La carica dei prof: cresciuti il triplo degli iscritti

Dietro la crisi di bilancio di molti atenei italiani l’esplosione delle
spese per gli stipendi di docenti e tecnici. Dal 2000 a oggi il peso
delle buste paga degli ordinari è aumentato del 63%, mentre le
matricole solo del 10%

Roma - Primi in moltiplicazione delle cattedre. Ultimi nell’assegnazione delle borse di studio. Il ministro dell’Istruzione, dell’Università e della Ricerca, Mariastella Gelmini, fin dal suo primo discorso alle Camere aveva subito segnalato come tra le priorità del governo ci fossero la valorizzazione del merito, la revisione del sistema dei concorsi e la riduzione del numero dei corsi di laurea. Quasi 5.500 nello scorso anno accademico. Ora i dati del ministero elaborati dal Sole 24Ore confermano che mentre gli studenti non aumentavano ed in qualche caso anzi diminuivano, le cattedre proliferavano senza controllo, spuntando come funghi, spesso al solo scopo di sistemare qualcuno. Una degenerazione esplosa dopo la riforma del 3+2 varata alla fine del ’99 dal governo di centrosinistra. In pochi anni esplode il numero dei corsi di laurea che da circa 3.000 salgono ad un massimo di 5.412 per 180.000 insegnamenti. I professori ordinari aumentano del 32,2 per cento ed i loro stipendi schizzano come incidenza fino ad un più 63,7 per cento. Non aumentano con la stessa velocità però gli associati ed i ricercatori trasformando l’organico dell’Università in una sorta di piramide rovesciata dove ci sono più generali che colonnelli e più tenenti che soldati semplici. E soprattutto senza alcun corrispettivo nell’aumento degli studenti che sono saliti di un modesto 10,6 per cento. Ci sono casi limite come quello della sede di Foggia nata nel ’99 che nel 2000 contava 27 professori ordinari saliti oggi a 97. Ma quello che colpisce è l’incremento in percentuale dei docenti, più 361,9 per cento; degli associati, più 67,2; contro un misero incremento degli studenti del 17,6.

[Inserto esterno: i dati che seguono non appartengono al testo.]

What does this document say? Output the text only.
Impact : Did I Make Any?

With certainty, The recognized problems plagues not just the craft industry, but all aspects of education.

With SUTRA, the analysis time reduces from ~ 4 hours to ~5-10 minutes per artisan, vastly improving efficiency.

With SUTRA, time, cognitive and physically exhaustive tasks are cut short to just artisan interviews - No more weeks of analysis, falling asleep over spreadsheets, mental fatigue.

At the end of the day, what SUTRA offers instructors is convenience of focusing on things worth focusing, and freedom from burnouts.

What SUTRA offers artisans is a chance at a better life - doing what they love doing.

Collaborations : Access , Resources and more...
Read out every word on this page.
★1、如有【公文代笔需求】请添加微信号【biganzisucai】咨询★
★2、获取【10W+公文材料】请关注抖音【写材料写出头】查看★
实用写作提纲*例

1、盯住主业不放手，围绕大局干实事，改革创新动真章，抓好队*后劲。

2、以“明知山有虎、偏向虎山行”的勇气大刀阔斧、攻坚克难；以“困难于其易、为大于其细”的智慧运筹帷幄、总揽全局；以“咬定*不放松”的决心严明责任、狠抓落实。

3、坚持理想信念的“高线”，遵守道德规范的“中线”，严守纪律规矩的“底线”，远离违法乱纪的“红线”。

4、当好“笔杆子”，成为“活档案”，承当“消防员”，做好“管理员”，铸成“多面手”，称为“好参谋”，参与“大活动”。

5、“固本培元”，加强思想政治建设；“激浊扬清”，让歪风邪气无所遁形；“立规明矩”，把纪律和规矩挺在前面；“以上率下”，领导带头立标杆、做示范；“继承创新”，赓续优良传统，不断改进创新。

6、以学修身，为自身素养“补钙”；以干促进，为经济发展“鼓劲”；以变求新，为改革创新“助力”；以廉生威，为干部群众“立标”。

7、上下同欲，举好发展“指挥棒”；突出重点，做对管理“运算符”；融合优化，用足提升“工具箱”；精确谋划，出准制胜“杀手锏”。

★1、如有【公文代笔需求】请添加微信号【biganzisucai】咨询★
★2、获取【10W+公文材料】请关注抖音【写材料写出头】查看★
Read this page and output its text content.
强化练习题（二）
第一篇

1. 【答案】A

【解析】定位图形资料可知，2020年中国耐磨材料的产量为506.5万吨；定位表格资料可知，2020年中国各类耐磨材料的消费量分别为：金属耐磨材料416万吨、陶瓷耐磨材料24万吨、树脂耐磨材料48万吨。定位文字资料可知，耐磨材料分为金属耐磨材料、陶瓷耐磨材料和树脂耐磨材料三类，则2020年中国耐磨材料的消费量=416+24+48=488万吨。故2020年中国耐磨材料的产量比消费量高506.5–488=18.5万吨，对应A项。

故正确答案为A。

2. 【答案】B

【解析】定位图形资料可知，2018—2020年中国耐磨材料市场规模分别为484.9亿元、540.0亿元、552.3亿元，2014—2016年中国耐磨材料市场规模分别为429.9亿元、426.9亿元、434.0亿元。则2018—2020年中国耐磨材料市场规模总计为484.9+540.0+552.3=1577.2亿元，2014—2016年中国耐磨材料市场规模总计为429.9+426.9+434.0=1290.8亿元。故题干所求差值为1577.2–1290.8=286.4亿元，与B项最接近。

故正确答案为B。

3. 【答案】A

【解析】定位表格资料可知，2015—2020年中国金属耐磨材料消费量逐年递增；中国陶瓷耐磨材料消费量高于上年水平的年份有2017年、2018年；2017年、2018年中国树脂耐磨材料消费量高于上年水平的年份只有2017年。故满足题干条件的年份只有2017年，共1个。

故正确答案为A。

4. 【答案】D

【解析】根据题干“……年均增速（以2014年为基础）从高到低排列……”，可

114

Nel mirino del ministro Gelmini sono finiti pure i bilanci in dissesto. Al top ma in senso negativo quello di Siena dove la spesa per il personale corrisponde all’89,2 per cento del Fondo ordinario, tenendo conto che il tetto massimo è del 90 e che a questo si aggiunge un buco di 150 milioni di euro. Segue Firenze con una spesa del 92,1 del fondo per gli stipendi ed un buco 40 milioni.

Il decreto licenziato giovedì scorso dal consiglio dei ministri (trasmesso in serata al Quirinale, dovrebbe essere pubblicato oggi o al massimo domani in Gazzetta Ufficiale) contiene già alcuni correttivi.

Prima di tutto si riservano incentivi ai migliori, assegnando agli atenei virtuosi il 7 per cento del Fondo, circa 530 milioni di euro. Uno dei criteri per valutare la virtuosità dell’Ateneo sarà quello legato alla produzione della ricerca. Sempre nel decreto ci saranno 135 milioni di euro in più da assegnare subito a partire dal 2009 per gli studenti meritevoli attraverso le borse di studio. Negli anni scorsi molti studenti ritenuti idonei erano rimasti esclusi per mancanza di fondi. La Gelmini punta invece a coprire tutte le richieste. Per l’anno prossimo la somma a disposizione per il diritto allo studio sarà di 246,9 milioni.

Oggi il ministro incontrerà i sindacati del settore universitario che per venerdì prossimo, il 14, hanno proclamato uno sciopero. La Gelmini si dice «disponibile al dialogo» con chi vuole veramente riformare il sistema dell’istruzione ed assicura che dopo aver varato i provvedimenti più urgenti con i decreti «per la riforma completa la sede del confronto sarà sicuramente il Parlamento».